Wanita Arizona yang menjalani hukuman mati selama 22 tahun atas kematian putranya pada tahun 1989 berbicara untuk pertama kalinya

Wanita Arizona yang menjalani hukuman mati selama 22 tahun atas kematian putranya pada tahun 1989 berbicara untuk pertama kalinya

Seorang wanita Arizona yang menghabiskan dua dekade terpidana mati atas pembunuhan putranya yang berusia 4 tahun akan berbicara untuk pertama kalinya sejak membatalkan kasusnya.

Debra Milke dijadwalkan mengadakan konferensi pers pada hari Selasa, sehari setelah hakim secara resmi menolak kasus kontroversial yang hampir seluruhnya bergantung pada pekerjaan seorang detektif dengan sejarah panjang pelanggaran.

Milke (51) dinyatakan bersalah pada tahun 1990 atas pembunuhan atas kematian putranya, Christopher. Pihak berwenang mengatakan Milke mendandaninya dengan pakaian favoritnya dan memberitahunya bahwa dia akan menemui Santa di mal pada bulan Desember 1989. Dia kemudian dibawa ke gurun dekat Phoenix oleh dua pria, salah satunya adalah teman sekamar Milke, dan di belakang kepala

Pihak berwenang mengatakan motif Milke adalah dia tidak menginginkan anak itu lagi dan tidak ingin dia tinggal bersama ayahnya. Milke bersikukuh bahwa dia tidak bersalah dan menyangkal bahwa dia telah mengakui pembunuhan tersebut. James Styers dan Roger Scott, dua orang yang menyebabkan kematian Christopher, diadili atas kematian tersebut dan menolak untuk bersaksi melawan Milke.

Saat Milke berada di ambang hukuman mati, Mahkamah Agung Arizona bahkan mengeluarkan surat perintah hukuman mati untuknya pada tahun 1997. Eksekusinya ditunda karena dia belum menyelesaikan permohonan banding federal.
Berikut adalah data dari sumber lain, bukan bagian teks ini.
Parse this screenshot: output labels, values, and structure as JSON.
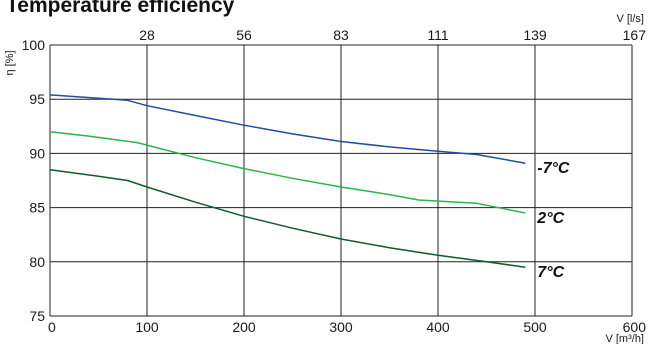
{
  "chart_data": {
    "type": "line",
    "title": "Temperature efficiency",
    "ylabel": "η [%]",
    "xlabel": "V [m³/h]",
    "x2label": "V [l/s]",
    "xlim": [
      0,
      600
    ],
    "ylim": [
      75,
      100
    ],
    "x_ticks": [
      0,
      100,
      200,
      300,
      400,
      500,
      600
    ],
    "x_tick_labels": [
      "0",
      "100",
      "200",
      "300",
      "400",
      "500",
      "600"
    ],
    "y_ticks": [
      75,
      80,
      85,
      90,
      95,
      100
    ],
    "y_tick_labels": [
      "75",
      "80",
      "85",
      "90",
      "95",
      "100"
    ],
    "x2_ticks": [
      {
        "at": 100,
        "label": "28"
      },
      {
        "at": 200,
        "label": "56"
      },
      {
        "at": 300,
        "label": "83"
      },
      {
        "at": 400,
        "label": "111"
      },
      {
        "at": 500,
        "label": "139"
      },
      {
        "at": 600,
        "label": "167"
      }
    ],
    "grid": true,
    "series": [
      {
        "name": "-7°C",
        "color": "#1f4e9c",
        "x": [
          0,
          80,
          100,
          150,
          200,
          250,
          300,
          350,
          400,
          440,
          490
        ],
        "y": [
          95.4,
          94.9,
          94.4,
          93.5,
          92.6,
          91.8,
          91.1,
          90.6,
          90.2,
          89.9,
          89.1
        ]
      },
      {
        "name": "2°C",
        "color": "#2db34a",
        "x": [
          0,
          40,
          90,
          150,
          200,
          250,
          300,
          350,
          380,
          440,
          490
        ],
        "y": [
          92.0,
          91.6,
          91.0,
          89.6,
          88.6,
          87.7,
          86.9,
          86.2,
          85.7,
          85.4,
          84.5
        ]
      },
      {
        "name": "7°C",
        "color": "#0e5c2e",
        "x": [
          0,
          50,
          80,
          100,
          150,
          200,
          250,
          300,
          350,
          400,
          450,
          490
        ],
        "y": [
          88.5,
          87.9,
          87.5,
          86.9,
          85.5,
          84.2,
          83.1,
          82.1,
          81.3,
          80.6,
          80.0,
          79.5
        ]
      }
    ]
  }
}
Pengadilan banding membatalkan hukuman Milke pada tahun 2013, memutuskan bahwa jaksa penuntut gagal mengungkapkan riwayat pelanggaran yang dilakukan seorang detektif. Keyakinannya sepenuhnya didasarkan pada pengakuan yang diberikan Milke kepada detektif yang sekarang sudah didiskreditkan, Armando Saldate.

Beberapa putusan dalam kasus lain mengatakan petugas yang sekarang sudah pensiun itu berbohong di bawah sumpah atau melanggar hak tersangka selama interogasi, menurut pengadilan banding federal.
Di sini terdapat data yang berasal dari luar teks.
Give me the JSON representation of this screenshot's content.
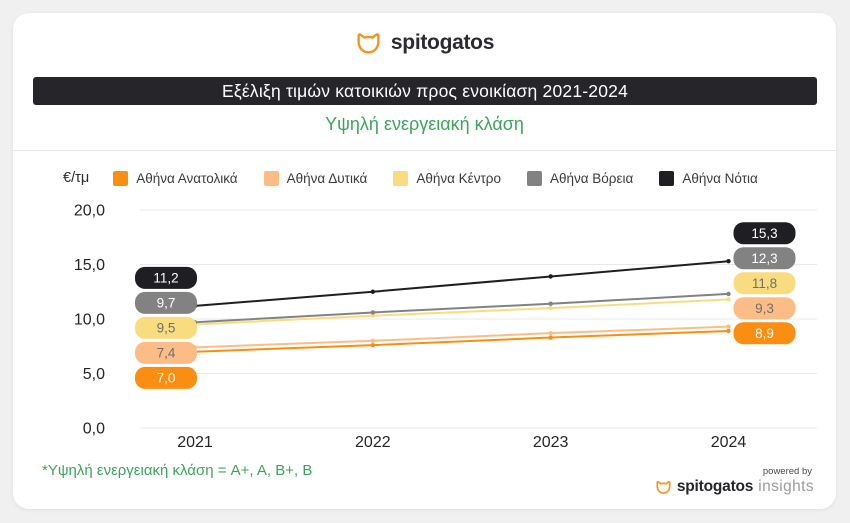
{
  "header": {
    "brand": "spitogatos"
  },
  "colors": {
    "brand_orange": "#f7941d",
    "title_bar_bg": "#26262a",
    "green_accent": "#3da55a",
    "gridline": "#e9e9e9"
  },
  "chart_data": {
    "type": "line",
    "title": "Εξέλιξη τιμών κατοικιών προς ενοικίαση 2021-2024",
    "subtitle": "Υψηλή ενεργειακή κλάση",
    "unit_label": "€/τμ",
    "x_labels": [
      "2021",
      "2022",
      "2023",
      "2024"
    ],
    "yticks": [
      0,
      5,
      10,
      15,
      20
    ],
    "ytick_labels": [
      "0,0",
      "5,0",
      "10,0",
      "15,0",
      "20,0"
    ],
    "ylim": [
      0,
      20
    ],
    "grid": "horizontal-only",
    "legend_position": "top",
    "value_labels_shown_at": [
      "2021",
      "2024"
    ],
    "intermediate_values_estimated": true,
    "series": [
      {
        "name": "Αθήνα Ανατολικά",
        "color": "#fa8e13",
        "label_text_color": "#ffffff",
        "values": [
          7.0,
          7.6,
          8.3,
          8.9
        ],
        "label_start": "7,0",
        "label_end": "8,9"
      },
      {
        "name": "Αθήνα Δυτικά",
        "color": "#fbbd85",
        "label_text_color": "#6f6f6f",
        "values": [
          7.4,
          8.0,
          8.7,
          9.3
        ],
        "label_start": "7,4",
        "label_end": "9,3"
      },
      {
        "name": "Αθήνα Κέντρο",
        "color": "#fadc80",
        "label_text_color": "#6f6f6f",
        "values": [
          9.5,
          10.3,
          11.0,
          11.8
        ],
        "label_start": "9,5",
        "label_end": "11,8"
      },
      {
        "name": "Αθήνα Βόρεια",
        "color": "#828282",
        "label_text_color": "#ffffff",
        "values": [
          9.7,
          10.6,
          11.4,
          12.3
        ],
        "label_start": "9,7",
        "label_end": "12,3"
      },
      {
        "name": "Αθήνα Νότια",
        "color": "#1f1f23",
        "label_text_color": "#ffffff",
        "values": [
          11.2,
          12.5,
          13.9,
          15.3
        ],
        "label_start": "11,2",
        "label_end": "15,3"
      }
    ]
  },
  "footnote": {
    "text": "*Υψηλή ενεργειακή κλάση = A+, A, B+, B"
  },
  "footer": {
    "powered_by": "powered by",
    "brand": "spitogatos",
    "product": "insights"
  }
}
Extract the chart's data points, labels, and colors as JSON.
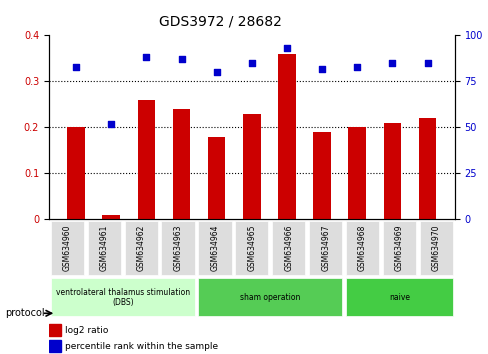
{
  "title": "GDS3972 / 28682",
  "samples": [
    "GSM634960",
    "GSM634961",
    "GSM634962",
    "GSM634963",
    "GSM634964",
    "GSM634965",
    "GSM634966",
    "GSM634967",
    "GSM634968",
    "GSM634969",
    "GSM634970"
  ],
  "log2_ratio": [
    0.2,
    0.01,
    0.26,
    0.24,
    0.18,
    0.23,
    0.36,
    0.19,
    0.2,
    0.21,
    0.22
  ],
  "percentile_rank": [
    83,
    52,
    88,
    87,
    80,
    85,
    93,
    82,
    83,
    85,
    85
  ],
  "bar_color": "#cc0000",
  "dot_color": "#0000cc",
  "ylim_left": [
    0,
    0.4
  ],
  "ylim_right": [
    0,
    100
  ],
  "yticks_left": [
    0,
    0.1,
    0.2,
    0.3,
    0.4
  ],
  "yticks_right": [
    0,
    25,
    50,
    75,
    100
  ],
  "groups": [
    {
      "label": "ventrolateral thalamus stimulation\n(DBS)",
      "samples": [
        "GSM634960",
        "GSM634961",
        "GSM634962",
        "GSM634963"
      ],
      "color": "#ccffcc"
    },
    {
      "label": "sham operation",
      "samples": [
        "GSM634964",
        "GSM634965",
        "GSM634966",
        "GSM634967"
      ],
      "color": "#66dd66"
    },
    {
      "label": "naive",
      "samples": [
        "GSM634968",
        "GSM634969",
        "GSM634970"
      ],
      "color": "#44cc44"
    }
  ],
  "legend_bar_label": "log2 ratio",
  "legend_dot_label": "percentile rank within the sample",
  "xlabel_color": "#cc0000",
  "ylabel_right_color": "#0000cc",
  "grid_color": "#000000",
  "bg_color": "#ffffff",
  "plot_bg_color": "#ffffff",
  "tick_label_bg": "#dddddd"
}
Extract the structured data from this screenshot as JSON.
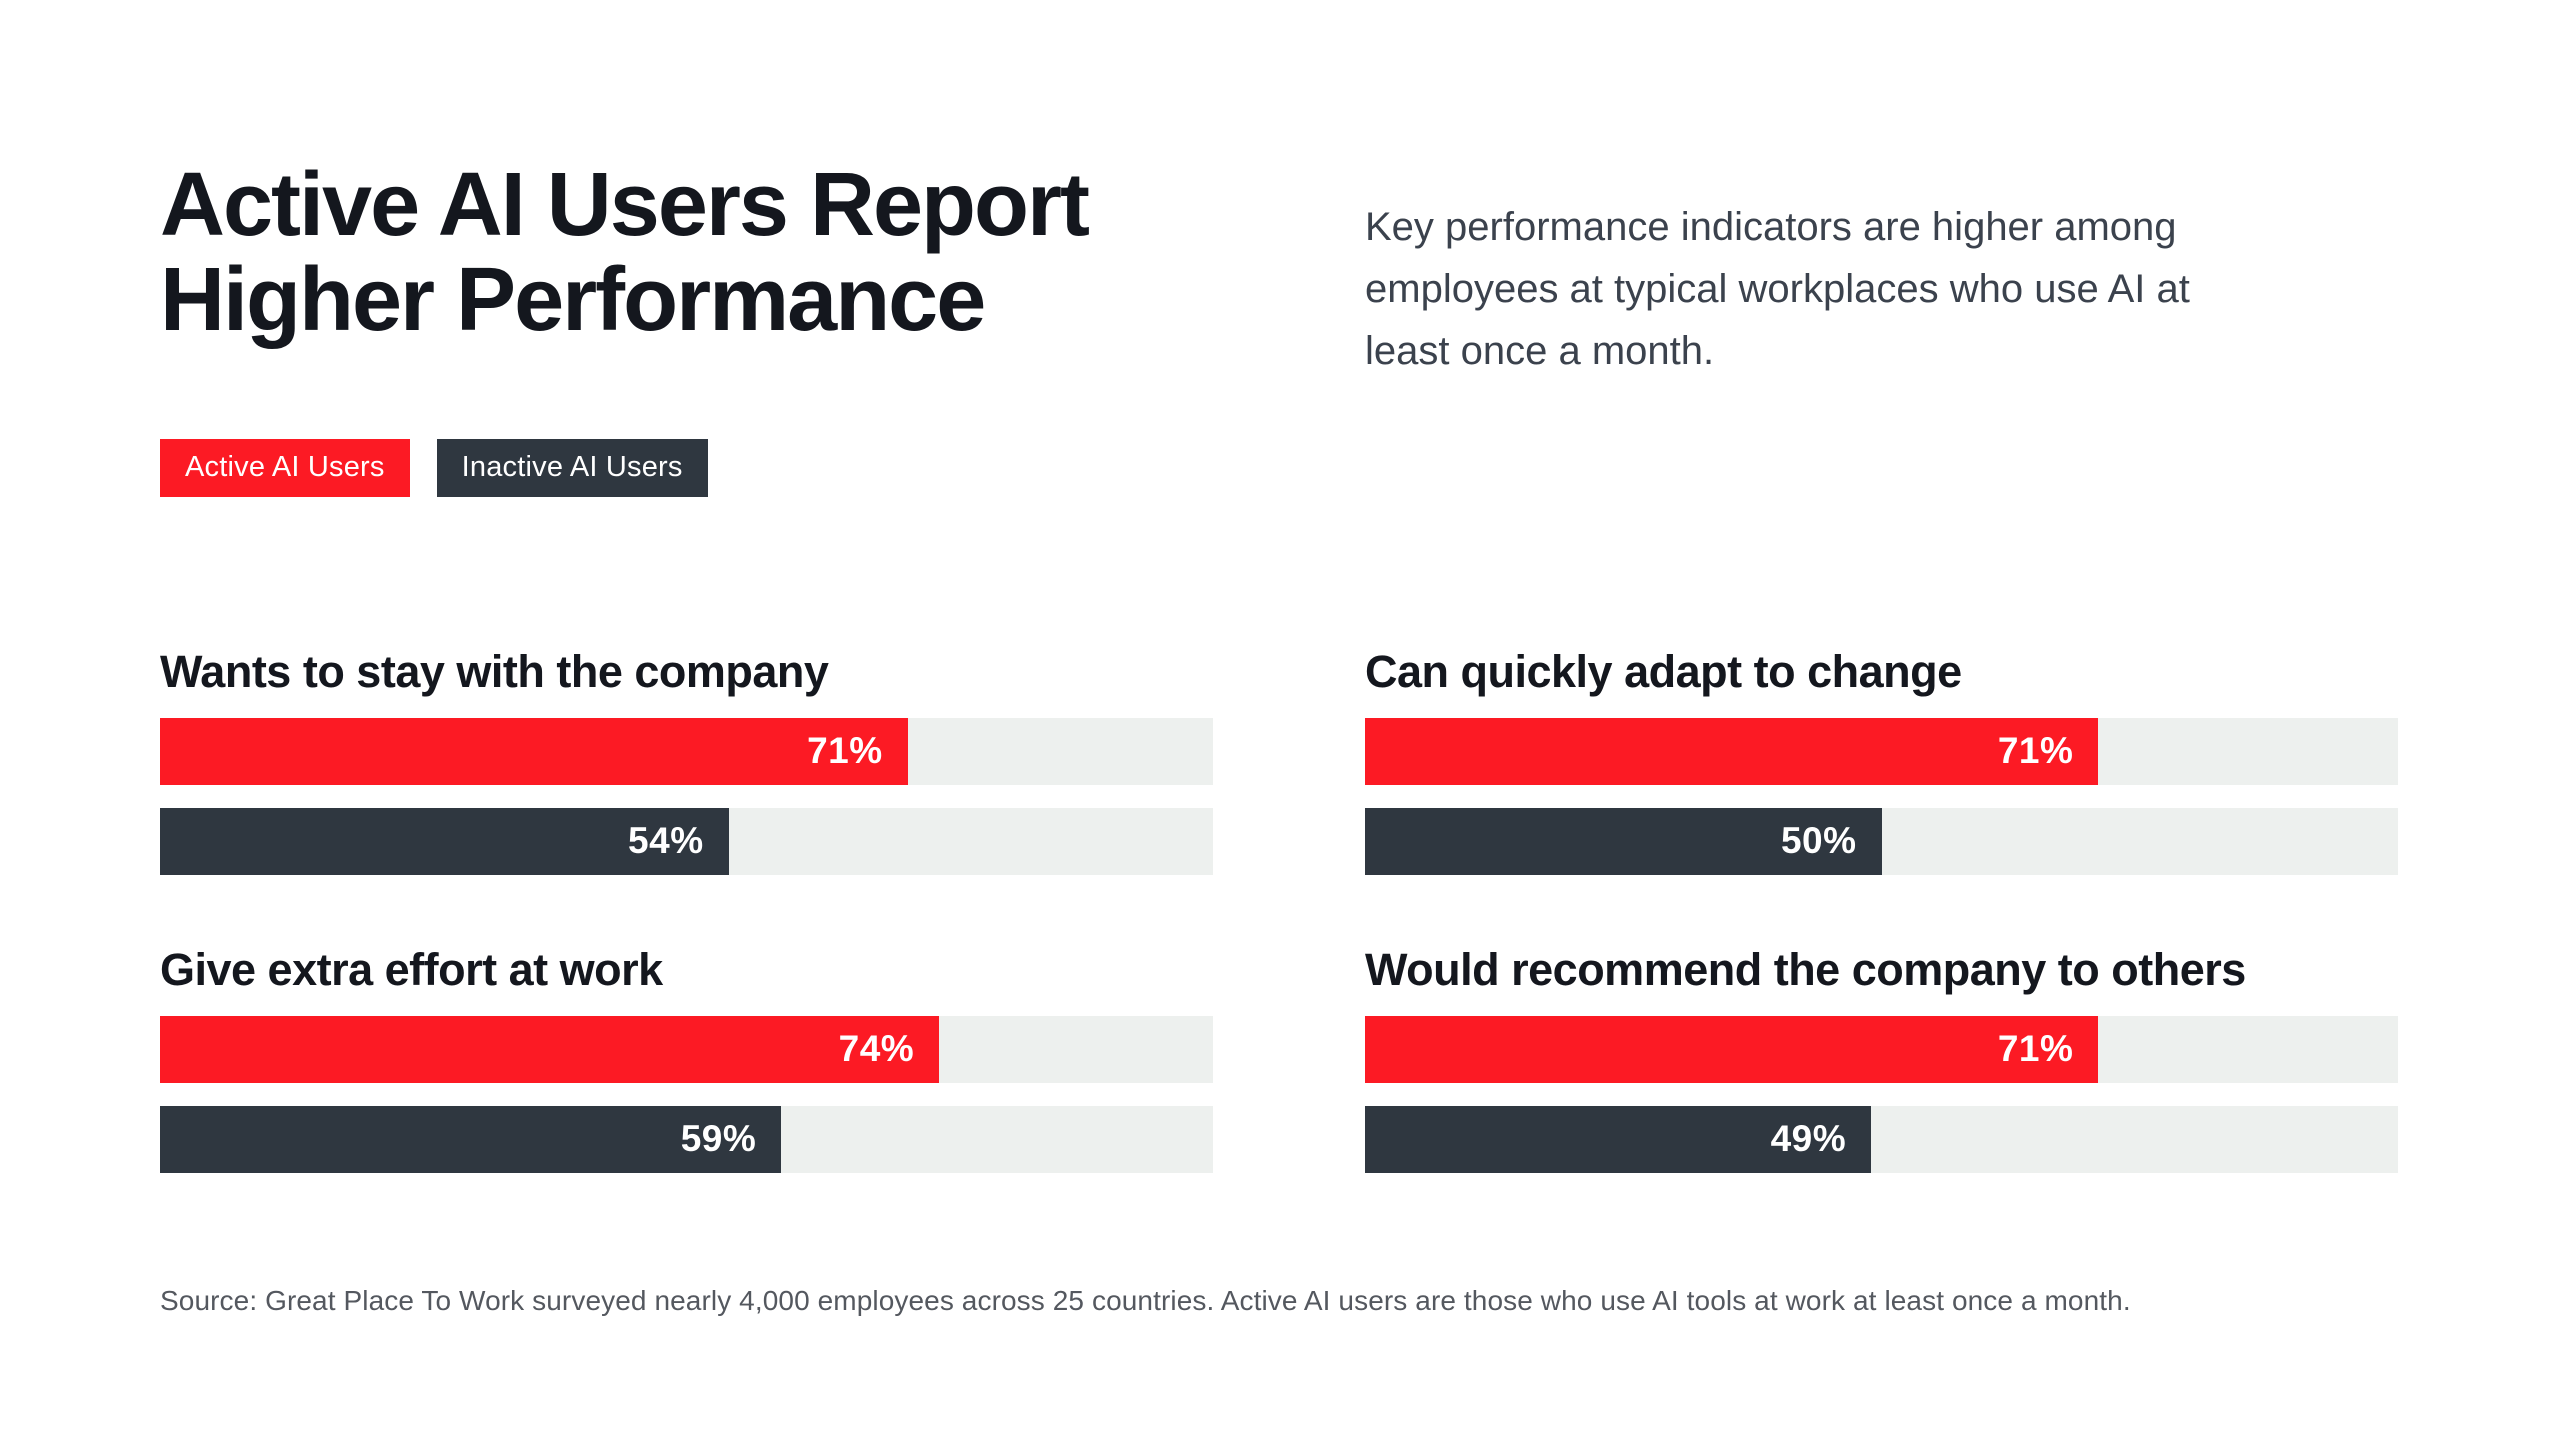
{
  "header": {
    "title_lines": [
      "Active AI Users Report",
      "Higher Performance"
    ],
    "subtitle_lines": [
      "Key performance indicators are higher among",
      "employees at typical workplaces who use AI at",
      "least once a month."
    ]
  },
  "legend": {
    "active_label": "Active AI Users",
    "inactive_label": "Inactive AI Users"
  },
  "colors": {
    "active_red": "#fc1a24",
    "inactive_slate": "#2f3740",
    "track_gray": "#edf0ee",
    "title_ink": "#14171e",
    "subtitle_gray": "#3b424d",
    "source_gray": "#54585f",
    "background": "#ffffff"
  },
  "sections": [
    {
      "heading": "Wants to stay with the company",
      "active": {
        "value": 71,
        "label": "71%"
      },
      "inactive": {
        "value": 54,
        "label": "54%"
      }
    },
    {
      "heading": "Can quickly adapt to change",
      "active": {
        "value": 71,
        "label": "71%"
      },
      "inactive": {
        "value": 50,
        "label": "50%"
      }
    },
    {
      "heading": "Give extra effort at work",
      "active": {
        "value": 74,
        "label": "74%"
      },
      "inactive": {
        "value": 59,
        "label": "59%"
      }
    },
    {
      "heading": "Would recommend the company to others",
      "active": {
        "value": 71,
        "label": "71%"
      },
      "inactive": {
        "value": 49,
        "label": "49%"
      }
    }
  ],
  "source": "Source: Great Place To Work surveyed nearly 4,000 employees across 25 countries. Active AI users are those who use AI tools at work at least once a month.",
  "chart_data": {
    "type": "bar",
    "orientation": "horizontal",
    "title": "Active AI Users Report Higher Performance",
    "subtitle": "Key performance indicators are higher among employees at typical workplaces who use AI at least once a month.",
    "categories": [
      "Wants to stay with the company",
      "Can quickly adapt to change",
      "Give extra effort at work",
      "Would recommend the company to others"
    ],
    "series": [
      {
        "name": "Active AI Users",
        "color": "#fc1a24",
        "values": [
          71,
          71,
          74,
          71
        ]
      },
      {
        "name": "Inactive AI Users",
        "color": "#2f3740",
        "values": [
          54,
          50,
          59,
          49
        ]
      }
    ],
    "unit": "%",
    "xlim": [
      0,
      100
    ],
    "grid": false,
    "legend_position": "top-left",
    "value_labels": "inside-end",
    "source_note": "Source: Great Place To Work surveyed nearly 4,000 employees across 25 countries. Active AI users are those who use AI tools at work at least once a month."
  }
}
Salah satu pengacara Milke, Michael Kimerer, mengatakan pada hari Senin bahwa dia masih tidak percaya bahwa “perjalanan yang sangat panjang dengan begitu banyak pasang surut” berakhir dengan kebebasan kliennya.
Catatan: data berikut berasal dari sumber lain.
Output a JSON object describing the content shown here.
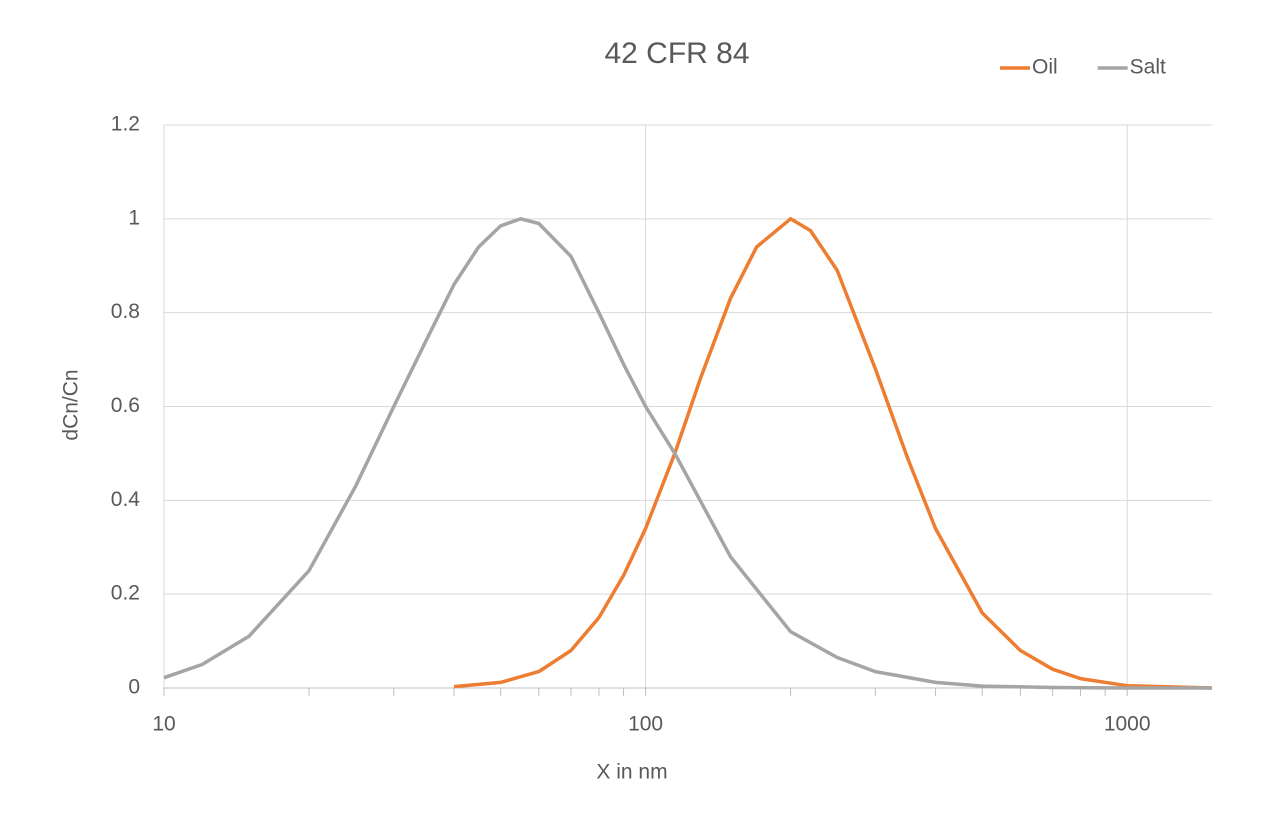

“Dia tidak bersalah. Ini semua didasarkan pada seorang petugas polisi yang berbohong,” kata Kimerer di luar pengadilan. “Melihat dia bebas hari ini dan benar-benar bebas serta dibebaskan, sungguh perasaan yang luar biasa – sungguh luar biasa.”

Riwayat perilaku Saldate termasuk skorsing lima hari setelah dia menghentikan seorang pengendara wanita pada tahun 1973 dan “mengambil kebebasan” dengannya sebelum setuju untuk bertemu dengannya nanti untuk berhubungan seks. Menurut dokumen pengadilan, pada tahun 1982 dia mewawancarai seorang tersangka yang diikat di ranjang rumah sakit dan sangat tidak jelas sehingga dia bahkan tidak mengetahui namanya sendiri.

Saldate mengatakan dia tidak akan bersaksi pada persidangan ulang apa pun, dengan alasan kekhawatiran kemungkinan tuntutan federal berdasarkan tuduhan pelanggaran Sirkuit ke-9. Baik otoritas negara bagian maupun federal mengatakan mereka tidak bermaksud untuk mengajukan tuntutan terhadap detektif tersebut berdasarkan tuduhan tersebut, dan pengadilan banding negara bagian kemudian memutuskan bahwa Saldate akan dipaksa untuk bersaksi meskipun bertentangan dengan keinginannya.

Awal bulan ini, Milke menggugat kota Phoenix, Maricopa County, dan sejumlah individu lainnya, dengan tuduhan bahwa pihak berwenang melanggar hak-hak sipilnya. Dia juga mengklaim bahwa dia tidak mendapatkan persidangan yang adil dan menjadi korban penuntutan yang jahat.

Milke, yang ibunya adalah seorang warga negara Jerman dan menikah dengan seorang polisi militer Angkatan Udara AS di Berlin pada tahun 1960an, mendapat dukungan kuat dari warga negara tersebut dan Swiss, yang keduanya tidak menerapkan hukuman mati.